This project is an end-to-end Machine Learning web application that recommends the top 10 movies similar to a user's selection. The primary focus of this project was to implement a complete Data Science Lifecycle—from data collection and preprocessing to model building and web deployment.
Using Content-Based Filtering, the recommendation engine analyzes movie metadata to find contextual similarities.
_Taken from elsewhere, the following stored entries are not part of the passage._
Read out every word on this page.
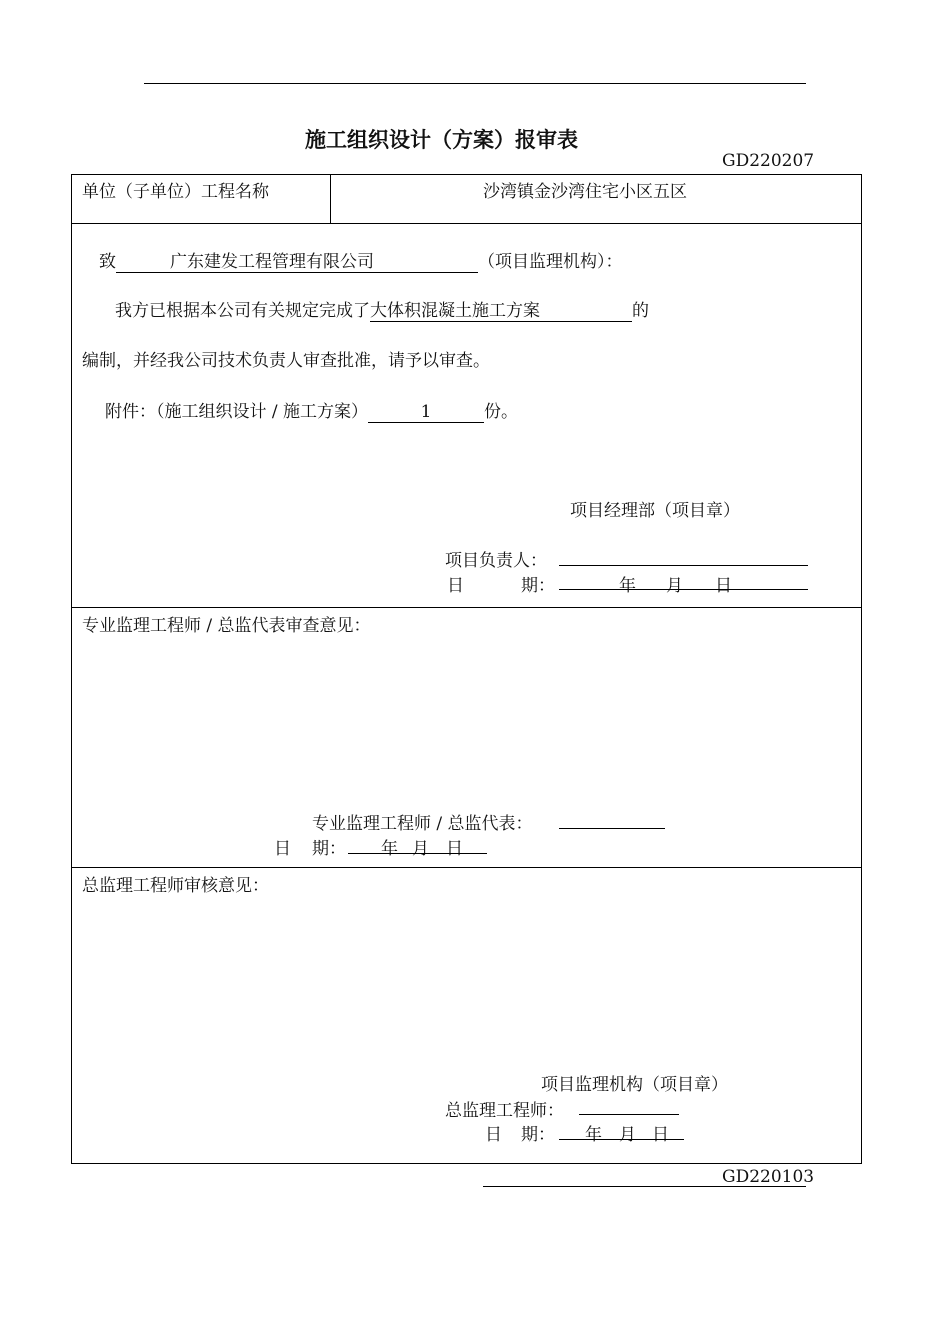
施工组织设计（方案）报审表
GD220207
单位（子单位）工程名称	沙湾镇金沙湾住宅小区五区
致	广东建发工程管理有限公司	（项目监理机构）：
我方已根据本公司有关规定完成了大体积混凝土施工方案	的
编制，并经我公司技术负责人审查批准，请予以审查。
附件：（施工组织设计 / 施工方案）	1	份。
项目经理部（项目章）
项目负责人：
日	期：	年 月 日
专业监理工程师 / 总监代表审查意见：
专业监理工程师 / 总监代表：
日 期： 年 月 日
总监理工程师审核意见：
项目监理机构（项目章）
总监理工程师：
日 期： 年 月 日
GD220103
The final model is integrated into a clean, interactive user interface built with Streamlit.
- Language: Python
- Data Manipulation & Analysis: Pandas, NumPy
- Machine Learning & NLP: Scikit-Learn (
TfidfVectorizer,sigmoid_kernel) - Model Serialization: Joblib
- Web Framework: Streamlit
- Data Collection & Cleaning: Merged and cleaned the
movies.csvandcredits.csvdatasets, handling missing values and extracting relevant features (genres, keywords, cast, crew, and overviews). - Text Vectorization (NLP): Utilized
TfidfVectorizer(Term Frequency-Inverse Document Frequency) to convert raw movie overviews and metadata into a matrix of TF-IDF features. - Similarity Computation: Applied a Sigmoid Kernel to compute pairwise similarity scores between movies based on their feature vectors.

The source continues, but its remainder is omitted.